You've heard, I'm sure, that in today's game, pitching is all about the power. The older pitchers, and especially the older ex-pitchers, lament this development. Sure (they say), it's great if you can throw a hundred miles an hour. But that shouldn't mean there's not room for the crafty finesse guy, too. Yet today, it seems like scouts won't even look at those guys. Speed is the only real currency.
Two things about that.
One, I've been hearing that my whole life. And two, so has basically everyone who's alive today. To wit, a friend passes along this clipping from 102 years ago:
Cleveland, Ohio., Jan. 31 -- Christy Mathewson is of the opinion that the day of the slow ball pitcher in fast company is a thing of the past. "When I broke into the big leagues," said Christy yesterday, "Win Mercer, Clark Griffith, Red Donohue and other pitchers were getting away with their games and each one was depending upon a slow ball to a large extent. Billy Reidy and Dusty Rhoades followed them, but look over the list of pitchers in the two big leagues today and you will not find a single pitcher who is noted for his slow ball. There may be some who have a floater in their repertory, but they do not depend upon it to any extent.

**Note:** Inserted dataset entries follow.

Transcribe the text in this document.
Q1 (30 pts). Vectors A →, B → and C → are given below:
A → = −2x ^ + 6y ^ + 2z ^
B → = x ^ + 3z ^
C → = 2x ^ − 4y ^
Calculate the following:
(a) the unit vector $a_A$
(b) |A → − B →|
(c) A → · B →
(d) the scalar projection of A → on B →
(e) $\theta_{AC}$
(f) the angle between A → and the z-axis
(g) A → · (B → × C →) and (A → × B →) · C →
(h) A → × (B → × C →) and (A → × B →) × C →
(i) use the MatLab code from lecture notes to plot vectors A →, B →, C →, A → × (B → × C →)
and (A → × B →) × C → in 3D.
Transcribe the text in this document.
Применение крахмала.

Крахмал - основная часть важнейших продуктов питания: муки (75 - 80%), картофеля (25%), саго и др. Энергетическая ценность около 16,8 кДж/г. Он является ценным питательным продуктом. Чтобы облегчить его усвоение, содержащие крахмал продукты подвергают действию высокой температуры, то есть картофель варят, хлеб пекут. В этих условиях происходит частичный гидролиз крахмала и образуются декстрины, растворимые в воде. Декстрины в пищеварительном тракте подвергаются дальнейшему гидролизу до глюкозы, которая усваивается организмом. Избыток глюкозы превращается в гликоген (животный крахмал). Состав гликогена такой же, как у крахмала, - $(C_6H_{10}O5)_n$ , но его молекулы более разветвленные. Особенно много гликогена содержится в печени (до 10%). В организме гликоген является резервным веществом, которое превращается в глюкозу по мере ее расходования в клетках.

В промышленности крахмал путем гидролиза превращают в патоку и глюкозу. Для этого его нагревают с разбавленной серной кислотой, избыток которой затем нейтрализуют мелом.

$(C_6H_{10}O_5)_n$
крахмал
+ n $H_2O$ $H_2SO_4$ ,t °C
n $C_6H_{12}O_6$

"Today the big league pitcher must have speed. The majority of the big league pitchers are large men, but large or small they must be able to put steam on the ball or they go back to the minors. In fact, when a big league scout reports some minor league find to his employer, the first question the latter asks is 'Has he any smoke?'
"I have reasoned it out that the slow ball pitcher scarcely ever won his games by small scores and the clubs in the day when slow ball pitchers thrived generally had a lot of batters who won their games by big scores. It did not cause much damage if five or six runs were scored against a club that owned a slow ball pitcher if that team was able to go out and score seven or eight runs. But nowadays the scores are smaller and the man with the floater finds it difficult to stand the pace."
Has he any smoke? They were asking that question in 1911, and they're still asking it today. For the simple reason that pitchers who throw hard are, and always have been, more difficult to hit. Generally speaking.